Simply put: I can’t think my way out of shit thinking. I have to mind fuck my own mind and ACT my way into better thinking.
I have to take action. And I have to do it enough times, consistently, until the old way of thinking – the old pathways within my brain – are replaced by new ones.
Not an overnight fix, most def.
It comes down to small changes and choices that lead to big shifts in my inner world. Thus creating shifts in my outer world.
Outside In?
As I mentioned in my post Change your Hair, change your Consciousness, I’ve found this can also be triggered by changing the outer world first.
I.e. Buying a new car, rearranging your house, moving to a new city, changing your hair, wardrobe, makeup (those are my big ones).
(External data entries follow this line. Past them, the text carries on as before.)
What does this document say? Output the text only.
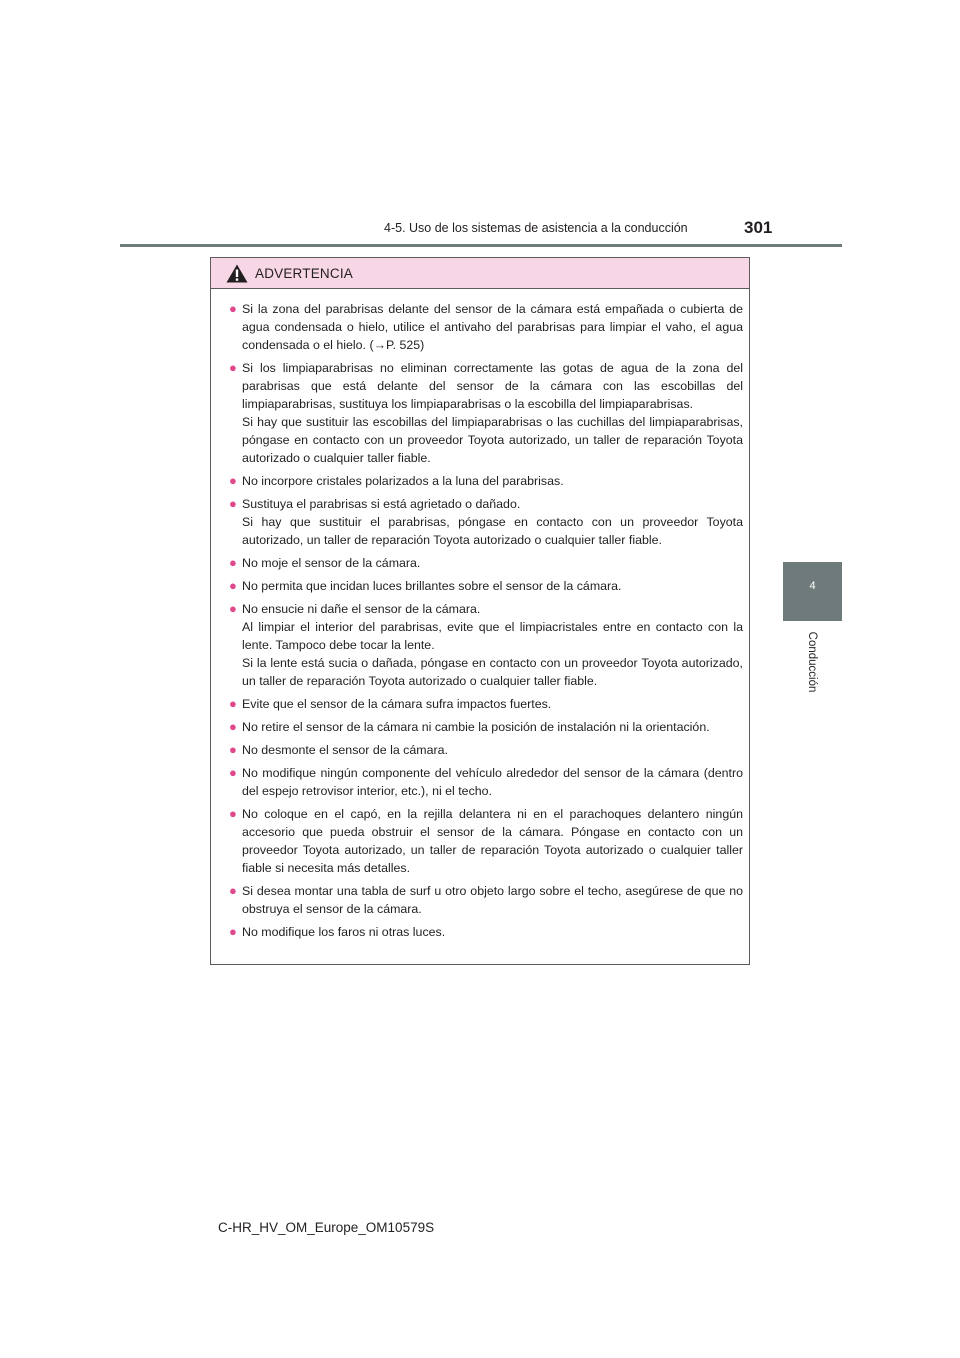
4-5. Uso de los sistemas de asistencia a la conducción	301
4
Conducción
ADVERTENCIA
● Si la zona del parabrisas delante del sensor de la cámara está empañada o cubierta de agua condensada o hielo, utilice el antivaho del parabrisas para limpiar el vaho, el agua condensada o el hielo. (→P. 525)

● Si los limpiaparabrisas no eliminan correctamente las gotas de agua de la zona del parabrisas que está delante del sensor de la cámara con las escobillas del limpiaparabrisas, sustituya los limpiaparabrisas o la escobilla del limpiaparabrisas.

Si hay que sustituir las escobillas del limpiaparabrisas o las cuchillas del limpiaparabrisas, póngase en contacto con un proveedor Toyota autorizado, un taller de reparación Toyota autorizado o cualquier taller fiable.

● No incorpore cristales polarizados a la luna del parabrisas.

● Sustituya el parabrisas si está agrietado o dañado.

Si hay que sustituir el parabrisas, póngase en contacto con un proveedor Toyota autorizado, un taller de reparación Toyota autorizado o cualquier taller fiable.

● No moje el sensor de la cámara.

● No permita que incidan luces brillantes sobre el sensor de la cámara.

● No ensucie ni dañe el sensor de la cámara.

Al limpiar el interior del parabrisas, evite que el limpiacristales entre en contacto con la lente. Tampoco debe tocar la lente.

Si la lente está sucia o dañada, póngase en contacto con un proveedor Toyota autorizado, un taller de reparación Toyota autorizado o cualquier taller fiable.

● Evite que el sensor de la cámara sufra impactos fuertes.

● No retire el sensor de la cámara ni cambie la posición de instalación ni la orientación.

● No desmonte el sensor de la cámara.

● No modifique ningún componente del vehículo alrededor del sensor de la cámara (dentro del espejo retrovisor interior, etc.), ni el techo.

● No coloque en el capó, en la rejilla delantera ni en el parachoques delantero ningún accesorio que pueda obstruir el sensor de la cámara. Póngase en contacto con un proveedor Toyota autorizado, un taller de reparación Toyota autorizado o cualquier taller fiable si necesita más detalles.

● Si desea montar una tabla de surf u otro objeto largo sobre el techo, asegúrese de que no obstruya el sensor de la cámara.

● No modifique los faros ni otras luces.

C-HR_HV_OM_Europe_OM10579S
Which work – for a while. But then the whole ‘wherever you go there you are’ kicks in and I’m inevitably left with myself and the inner work.
Pain: the great motivator
If you’re in one of those self defeating thought places mentioned in the beginning of this piece, not to fear!
Even though it feels like shit right now, pain is and can be a great motivator. (It is for this
It shows me where I need to go deep, where I need to have the courage and humility to ask for help and admit to myself ‘I have no fucking clue what I’m doing.”
For it is from that place I can start to pivot, using the tools I’ve learned to heal and level up!
Can you relate? What are some ways your mind tries to lie to you and how do you rise above the illusions?